Premiere cuts year-end forecasts


COLOGNE, Germany -- German pay TV group Premiere has reduced year-end forecasts following a weak second quarter but, buoyed by its recent soccer-rights deal with competitor Arena, is predicting strong growth in 2008.

The Munich-based broadcaster trimmed second-quarter losses, booking a net loss of €32.6 million ($45 million), compared with a massive €138.8 million loss in the second quarter of 2006. Revenue, however, was down 15% to €229.1 million ($315.5 million).
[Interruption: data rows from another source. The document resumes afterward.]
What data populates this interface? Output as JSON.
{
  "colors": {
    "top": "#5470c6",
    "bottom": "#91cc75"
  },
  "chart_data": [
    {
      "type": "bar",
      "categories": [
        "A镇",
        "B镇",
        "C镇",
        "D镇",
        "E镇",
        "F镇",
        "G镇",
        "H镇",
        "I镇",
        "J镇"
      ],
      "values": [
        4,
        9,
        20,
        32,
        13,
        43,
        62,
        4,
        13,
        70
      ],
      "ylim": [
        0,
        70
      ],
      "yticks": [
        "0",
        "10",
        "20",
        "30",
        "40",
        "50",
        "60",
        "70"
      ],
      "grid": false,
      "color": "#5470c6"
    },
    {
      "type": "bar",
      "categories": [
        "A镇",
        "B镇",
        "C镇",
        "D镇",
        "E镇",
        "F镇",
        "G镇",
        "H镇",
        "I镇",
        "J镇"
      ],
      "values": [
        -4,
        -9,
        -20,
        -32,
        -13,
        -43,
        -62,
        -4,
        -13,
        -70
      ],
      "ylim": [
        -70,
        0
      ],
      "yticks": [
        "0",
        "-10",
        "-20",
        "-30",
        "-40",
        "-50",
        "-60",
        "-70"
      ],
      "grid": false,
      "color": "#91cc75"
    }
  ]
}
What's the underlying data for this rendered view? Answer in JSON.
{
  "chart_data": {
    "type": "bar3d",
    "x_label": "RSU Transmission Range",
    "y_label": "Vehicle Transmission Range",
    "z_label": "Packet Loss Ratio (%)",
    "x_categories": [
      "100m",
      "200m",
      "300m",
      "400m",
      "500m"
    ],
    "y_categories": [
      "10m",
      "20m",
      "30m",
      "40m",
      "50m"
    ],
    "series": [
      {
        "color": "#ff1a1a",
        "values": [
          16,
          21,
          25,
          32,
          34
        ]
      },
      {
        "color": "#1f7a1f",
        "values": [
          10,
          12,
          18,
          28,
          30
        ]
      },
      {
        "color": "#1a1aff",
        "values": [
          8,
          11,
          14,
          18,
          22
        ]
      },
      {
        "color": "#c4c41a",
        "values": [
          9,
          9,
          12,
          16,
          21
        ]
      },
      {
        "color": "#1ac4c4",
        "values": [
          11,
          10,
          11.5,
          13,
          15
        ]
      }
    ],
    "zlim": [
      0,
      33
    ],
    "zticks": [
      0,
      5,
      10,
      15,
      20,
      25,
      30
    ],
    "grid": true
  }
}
As a result, Premiere now says it expects to earn €1.04 billion-€1.05 billion ($1.43 billion-$1.45 billion) this year, down from the €1.05 billion-€1.1 billion initially forecast. Premiere has reduced its operating profit (EBITDA) forecast for 2007 as well, targeting an EBITDA of €80 million-€100 million ($110 million-$138 million), below the original forecast of €120 million-€140 million for the full year.

Premiere CEO Georg Kofler blamed the second-quarter drop on uncertainty surrounding the Arena deal. German regulatory authorities blocked the initial agreement between the two companies, which would have seen Premiere and Arena jointly market German Bundesliga soccer matches on their respective satellite services.

"The ban on marketing Arena via satellite meant, of course, that substantial revenue potential (in the second quarter) could not be achieved," Kofler said in a statement.

In a ruling Wednesday, the German cartel office approved an altered version of the deal. Arena will be allowed to sublicense Bundesliga rights to Premiere but the companies can not cooperate in marketing the games (HR 7/18).

Kofler said Thursday that Premiere will pay Arena "around €100 million ($138 million) per season for the Bundesliga. In addition, Arena's parent company, Unity Media, will take a 16.7% stake in Premiere. Arena originally bought the rights for €220 million a season.

"It's a smart deal," Kofler said, adding that, in addition to rights to the first and second division Bundesliga, the Arena deal includes German pay TV rights for the Spanish Primera Division and England's Premier League. Arena also will hand Premiere the licenses to air matches at sport bars across the country.

Fueled by the Bundesliga, Kofler is predicting major growth for Premiere.

By year's end, he expects to add 1 million subscribers, bringing Premiere's total to 4.4 million, of which some 700,000 will receive Premiere's Bundesliga service via Arena.

In a separate deal, Premiere extended its cable distribution deal with Arena, ensuring Premiere's pay TV platform will be carried on Arena's cable networks through 2013.

In 2008, Kofler is forecasting 4.8 million subscribers, revenue of €1.2 billion ($1.7 billion) and an EBITDA of €180 million-€200 million ($248 million-$275 million).

Analysts seem to agree with Kofler's rosy predictions. Sven Krupp of AC Research has put out a buy recommendation for Premiere stock.

"With this (the Arena agreement), Premiere is essentially where it was before it lost the Bundesliga rights (in December 2005), Krupp said. "Only that then Premiere stock was around €24, it is currently trading below €20."

German bank WestLB also boosted its rating for Premiere from "reduce" to "add." The bank increased its target price for Premiere shares from €15.5 to €22.

Day traders Thursday differed with that assessment. Profit taking in Frankfurt sent Premiere shares down 4.6% by midday to €18.95 ($26.1).